音信不通での辞退 同一グループ企業の採用担当者に情報が共有される可能性があります
エージェント経由の場合 エージェント内部の顧客管理情報として記録が残ることがあります
再応募を検討している場合 同じ企業に後日再応募すると、過去の辞退が採用担当者の記憶に残っている場合があります
誠意をもって電話・メールで辞退連絡をすれば、長期的な信用への影響は最小限に抑えられます。
まとめ
内定承諾後の辞退について、重要なポイントを整理します。
辞退は法律上可能 民法627条に基づき、2週間前の申し出で解約できる
内定承諾書に拘束力なし 違約金を請求されることは原則ない(労基法16条)
連絡は電話が基本 電話→メールの順で誠意をもって伝える
理由は「一身上の都合」で十分 詳細な説明は不要
ブラックリストは原則存在しない ただし音信不通は避ける
辞退を決めたら迷わず早めに行動することが、企業への最大の誠意です。
よくある質問
Q. 内定承諾書にサインした後でも辞退できますか?
A. はい、できます。
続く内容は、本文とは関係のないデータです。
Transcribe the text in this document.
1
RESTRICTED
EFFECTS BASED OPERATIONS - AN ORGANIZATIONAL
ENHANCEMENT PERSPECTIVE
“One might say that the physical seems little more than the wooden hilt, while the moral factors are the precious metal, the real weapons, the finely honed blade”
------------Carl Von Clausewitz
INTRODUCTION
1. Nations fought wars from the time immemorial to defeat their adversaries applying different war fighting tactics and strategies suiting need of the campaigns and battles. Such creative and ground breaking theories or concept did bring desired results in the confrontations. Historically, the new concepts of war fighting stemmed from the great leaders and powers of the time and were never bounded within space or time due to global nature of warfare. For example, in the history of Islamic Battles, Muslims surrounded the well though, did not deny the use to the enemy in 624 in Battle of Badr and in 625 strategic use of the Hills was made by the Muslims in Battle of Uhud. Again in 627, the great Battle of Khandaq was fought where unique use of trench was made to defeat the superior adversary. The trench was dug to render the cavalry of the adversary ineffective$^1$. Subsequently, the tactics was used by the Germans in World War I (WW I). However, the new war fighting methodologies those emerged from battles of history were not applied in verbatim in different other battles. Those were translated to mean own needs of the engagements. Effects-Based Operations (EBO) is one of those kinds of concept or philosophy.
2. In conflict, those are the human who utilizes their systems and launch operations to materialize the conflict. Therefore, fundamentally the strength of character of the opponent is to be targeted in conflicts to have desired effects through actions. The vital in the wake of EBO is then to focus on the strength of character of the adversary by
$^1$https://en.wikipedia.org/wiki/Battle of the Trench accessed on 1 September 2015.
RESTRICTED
内定承諾書は法律上の雇用契約書ではなく、入社意思を確認する書類に過ぎません。民法627条に基づき、2週間前に申し出ることで辞退は可能です。ただし、できるだけ早く連絡することが企業への誠意です。
Q. 辞退の理由は正直に伝えないといけませんか?
A. 「一身上の都合により」という表現で十分です。具体的な理由(他社への入社など)を伝える義務はありません。詳細を話すと、企業から説得や引き止めを受けるリスクが高まります。
Q. 内定辞退したらブラックリストに載りますか?
A. 一般的な意味でのブラックリストは原則として存在しません。個人情報保護法の観点から、企業間で採用情報を共有することは制限されています。ただし、音信不通での辞退はグループ企業内で情報が共有される可能性があるため、必ず電話で連絡してください。
「内定承諾後に辞退したい」と打ち明けられる相談は意外と多いんです。誠意をもって早めに連絡すれば、ほとんどの場合は円満に辞退できます。ブラックリストを恐れて何もしないより、早めの行動が企業への誠意にもなりますよ。迷ったら一人で抱え込まず、キャリアコンサルタントに相談してくださいね。